Sur le chemin qui me ramenait chez moi, je suis passé par la rue où j'avais laissé le massacré, riant par avance à l'idée de le trouver toujours assis disloqué à hurler, au voleur. Mais non, il ne restait qu'un peu de son sang, rouge sombre sur le macadam, une trace scandalisée.

À quelques pas de la porte de mon immeuble, j'ai croisé une voiture au ralenti qui bringuebalait et ferraillait de partout. Dix mètres plus loin, elle a freiné brusquement avec un crissement de cinéma. La portière arrière s'est ouverte et j'ai vu en sortir la tête tuméfiée du vieux chauve.

– C'EST LUI!

Oui, c'est moi. Quelque chose dans le ton de sa voix m'a prévenu que je n'allais pas voir sortir de la voiture une hôtesse en maillot de bain qui viendrait déposer un gros bouquet de fleurs à mes pieds en récitant quelque compliment pour louer mon altruisme et mon courage. Pourtant, hein… Il avait la voix d'un fou sanguinaire.

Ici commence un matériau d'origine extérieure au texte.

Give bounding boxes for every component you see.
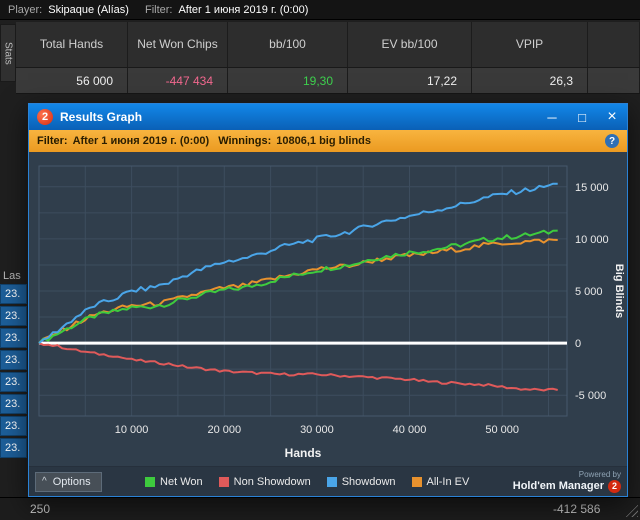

Je m'attendais plutôt à voir surgir un bataillon de mercenaires assassins – en maillot de bain peut-être, mais bon.

Deux personnes blondes sont sorties de la voiture. À première vue, peu aimables. Mais refusant de céder au pessimisme et aux préjugés, je me suis contenté de remarquer deux visages disgracieux: un homme et une femme (je ne l'ai compris que quelques instants plus tard – sur le coup, j'ai vu deux molosses), vêtus de manière à peu près identique, en blouson de cuir noir. Dans mon souvenir, je les revois mâchoires serrées, lèvres retroussées, narines dilatées et frémissantes, front barré de veines saillantes, mais c'est probablement une sorte d'hallucination rétrospective. La femelle avait l'avant-bras droit plâtré. C'était donc le mâle qui allait tenter de me régler mon compte. Je n'avais rien fait de mal, de toute façon. Il ne fallait pas que je m'inquiète, je n'avais rien fait de mal. Je les regardais sans bouger d'un centimètre (car je n'avais rien à craindre).